Ans) Kurt Lewin's description of the three stages of Unfreezing, which he used to define the change process, is the finest.



Practically speaking, change doesn't happen without any preceding perspective or context. The old patterns of perspective imply a questioning and doubting of pre-existing assumptions and feelings to the extent that the new is different from the old and the old had worth to the persons. Most substantial change necessitates a thawing of both emotional and intellectual energies in order to occur. The following steps are involved in defrosting:


Recognising the Driving Forces: The first step toward organisational change is acknowledging significant alterations in the environment and issues within the organisation. Managers of the institute may acknowledge these demands for change and take appropriate action. However, in many organisations, the need for change may go ignored until a significant issue arises, at which point it can be too late to address it. It is crucial for individuals like you to cultivate acute sensitivity toward both the internal and exterior world.


Increasing the Driving Forces: Once the need for change has been determined, it must be explained to the participants in the change process. Members are more inclined to adopt a change if they understand why it is necessary, as was already mentioned.


The following tactics can be used to improve members' acceptance of a change.

  1. Declare your desire for change.

  2. Explain the possible advantage.

  3. Defend the interests of those who are concerned.

  4. Participate others in the process.

  5. Share the evolution of the change.

  6. Employ a reputable change agent.

  7. Reiterate earlier modifications.


Managing the Resisting Forces: The majority of tactics used to increase driving forces can also be used to lessen resistive forces. People resist change because they think it will hurt them, so it's important to convince them of its necessity and advantages. Understanding the reason why people resist change might help you design a plan to lessen the resistance.



The individual is prepared for new behaviour and a shift in perspective throughout the moving or shifting phase. It is crucial that he or she be given the chance to explore with new behavioural patterns, presumptions, perceptions, and emotions. It is a period of learning via trial and error, marked by uncertainty and hesitance. Before the entire pattern of behaviour can be imagined, the individual elements of a new pattern of behaviour must first be learned under the watchful supervision of a competent adult. In order to move or change, organisational components must be altered. Organizational transformation was once understood to involve changing just one organisational subsystem.

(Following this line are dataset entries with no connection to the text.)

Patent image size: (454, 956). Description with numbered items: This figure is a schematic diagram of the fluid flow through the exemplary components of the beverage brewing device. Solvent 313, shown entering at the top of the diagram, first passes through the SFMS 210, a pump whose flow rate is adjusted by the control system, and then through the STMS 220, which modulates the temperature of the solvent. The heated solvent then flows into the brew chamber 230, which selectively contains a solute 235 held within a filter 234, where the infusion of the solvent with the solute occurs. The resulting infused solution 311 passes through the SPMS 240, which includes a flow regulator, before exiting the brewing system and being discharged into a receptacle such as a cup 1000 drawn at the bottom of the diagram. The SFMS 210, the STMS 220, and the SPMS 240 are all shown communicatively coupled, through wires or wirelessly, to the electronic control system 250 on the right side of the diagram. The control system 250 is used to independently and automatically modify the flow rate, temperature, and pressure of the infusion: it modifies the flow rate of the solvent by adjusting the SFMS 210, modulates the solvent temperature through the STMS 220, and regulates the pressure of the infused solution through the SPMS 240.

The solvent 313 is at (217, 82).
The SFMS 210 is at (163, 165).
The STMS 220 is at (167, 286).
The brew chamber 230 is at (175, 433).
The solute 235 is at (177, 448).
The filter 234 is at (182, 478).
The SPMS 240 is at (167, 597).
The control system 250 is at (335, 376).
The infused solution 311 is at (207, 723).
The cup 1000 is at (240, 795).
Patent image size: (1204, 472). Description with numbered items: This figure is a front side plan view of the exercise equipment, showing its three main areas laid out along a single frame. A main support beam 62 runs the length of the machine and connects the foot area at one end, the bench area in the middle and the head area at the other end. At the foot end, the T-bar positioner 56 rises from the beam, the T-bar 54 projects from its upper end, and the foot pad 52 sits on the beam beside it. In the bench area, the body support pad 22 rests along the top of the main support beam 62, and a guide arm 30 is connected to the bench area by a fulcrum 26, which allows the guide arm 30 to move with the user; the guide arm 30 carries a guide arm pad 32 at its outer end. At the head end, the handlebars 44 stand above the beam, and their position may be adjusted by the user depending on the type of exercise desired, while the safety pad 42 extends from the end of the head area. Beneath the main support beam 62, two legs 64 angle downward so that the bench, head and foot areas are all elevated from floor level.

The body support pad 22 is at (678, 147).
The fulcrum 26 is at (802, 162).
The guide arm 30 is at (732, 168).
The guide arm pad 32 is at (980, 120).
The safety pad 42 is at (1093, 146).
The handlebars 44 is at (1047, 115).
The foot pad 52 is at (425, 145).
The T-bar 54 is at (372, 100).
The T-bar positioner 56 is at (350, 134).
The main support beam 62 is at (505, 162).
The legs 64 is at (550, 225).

The formation of a new perspective that is conducive to the new desirable behaviour and compatible with it constitutes the last stage. In essence, the newly constructed and integrated portion of one's overall perspective has been made to fit the entire. As a result, it is possible for the new behaviour to become automatic. This is the time when the person or group starts to reap the benefits of their new behaviour, whether they are extrinsic (such as social acceptance, financial reward, and the like) or intrinsic (such as ego pleasure, sense of mastery, and self-fulfilment). The organisation must maintain organisational fit among many elements that support the newly learned behaviour if it is to constantly reinforce it. The organisation will experience instability without such organisational compatibility. The newly discovered behaviour may soon be abandoned since it cannot be properly reinforced in a volatile organisational context.